What resonated most with me was Ombudsman Bob Aaronson’s warning that this is indeed not just a school issue, but a community issue. And that if these things did not get dealt with at this level, it would quickly filter down to the incidents that he does handle. Michelle Stephens, an HRC member had probably the most forceful advocacy of action, and she mentioned that she works with adult education and that these problems just carry right on to the people she works with.
In the end, the HRC was too limited in its power to do much. There will be a joint Council-School Board Meeting on May 23, and the HRC is going to draft a statement.
The old HRC could have played a much larger role in this matter. In 2003, the issue of bullying arose. That HRC held a community meeting where the Superintendent David Murphy himself got an earful from literally hundreds in the community including parents and students, many of them in tears, many of them angry on the bullying issue. This forced district action. Even as a mere educational body, the HRC could play this type of role. But instead they will make a mere statement and a recommendation.

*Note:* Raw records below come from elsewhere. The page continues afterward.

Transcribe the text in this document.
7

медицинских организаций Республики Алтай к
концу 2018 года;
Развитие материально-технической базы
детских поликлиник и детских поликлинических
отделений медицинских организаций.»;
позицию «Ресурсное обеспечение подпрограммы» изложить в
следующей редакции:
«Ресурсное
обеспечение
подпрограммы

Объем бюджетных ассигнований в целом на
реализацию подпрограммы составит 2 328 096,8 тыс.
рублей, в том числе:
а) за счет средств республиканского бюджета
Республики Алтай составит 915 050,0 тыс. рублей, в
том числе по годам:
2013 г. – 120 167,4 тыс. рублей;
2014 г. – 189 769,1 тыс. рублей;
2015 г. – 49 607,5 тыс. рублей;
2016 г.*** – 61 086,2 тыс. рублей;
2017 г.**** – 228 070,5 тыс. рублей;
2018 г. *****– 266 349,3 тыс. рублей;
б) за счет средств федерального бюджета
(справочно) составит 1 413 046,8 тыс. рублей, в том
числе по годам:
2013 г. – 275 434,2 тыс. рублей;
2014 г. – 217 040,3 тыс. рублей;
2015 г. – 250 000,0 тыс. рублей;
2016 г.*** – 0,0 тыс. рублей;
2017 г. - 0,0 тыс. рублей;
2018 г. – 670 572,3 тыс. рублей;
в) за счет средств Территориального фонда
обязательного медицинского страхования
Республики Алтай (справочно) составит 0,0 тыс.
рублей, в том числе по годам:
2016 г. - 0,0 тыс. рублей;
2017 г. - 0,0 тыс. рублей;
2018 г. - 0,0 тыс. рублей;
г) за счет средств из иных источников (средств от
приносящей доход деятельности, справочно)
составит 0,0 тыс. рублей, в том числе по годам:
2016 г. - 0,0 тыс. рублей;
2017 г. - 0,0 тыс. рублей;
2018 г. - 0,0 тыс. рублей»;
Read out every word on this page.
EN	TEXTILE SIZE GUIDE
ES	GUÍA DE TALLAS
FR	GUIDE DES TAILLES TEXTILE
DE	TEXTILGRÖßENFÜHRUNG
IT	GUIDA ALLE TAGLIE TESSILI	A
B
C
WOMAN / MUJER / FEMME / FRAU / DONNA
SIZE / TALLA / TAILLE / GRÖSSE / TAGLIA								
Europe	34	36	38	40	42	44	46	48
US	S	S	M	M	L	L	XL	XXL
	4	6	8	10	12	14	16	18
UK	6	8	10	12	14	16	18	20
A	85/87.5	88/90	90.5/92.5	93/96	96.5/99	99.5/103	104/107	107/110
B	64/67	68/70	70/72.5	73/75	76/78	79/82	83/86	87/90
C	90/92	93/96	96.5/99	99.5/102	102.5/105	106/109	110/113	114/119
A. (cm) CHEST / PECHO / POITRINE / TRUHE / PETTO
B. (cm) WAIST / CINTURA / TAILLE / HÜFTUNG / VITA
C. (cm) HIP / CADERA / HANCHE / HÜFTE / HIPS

My own personal issues aside with the HRC and my wife’s role, it was never more clear to me how much this community has lost by the changes to the HRC.
Right now this situation is starting to boil with a number members of the minority community increasingly concerned about the climate in the schools. The stories we heard last night were the tip of the iceberg. Unfortunately those with the actual power to enact changes were not there to hear them. The HRC was created in the aftermath of the murder of a Davis High School student. This is an issue that they have taken up in the past repeatedly. And now they have been strafed of their power and the community as a whole is worse off.
It was a very frustrating night but I left with a bit of a smile on my face as I know that at least for one night, the HRC members got to listen for just a few minutes to stories about the dark underbelly of the People’s Republic of Davis.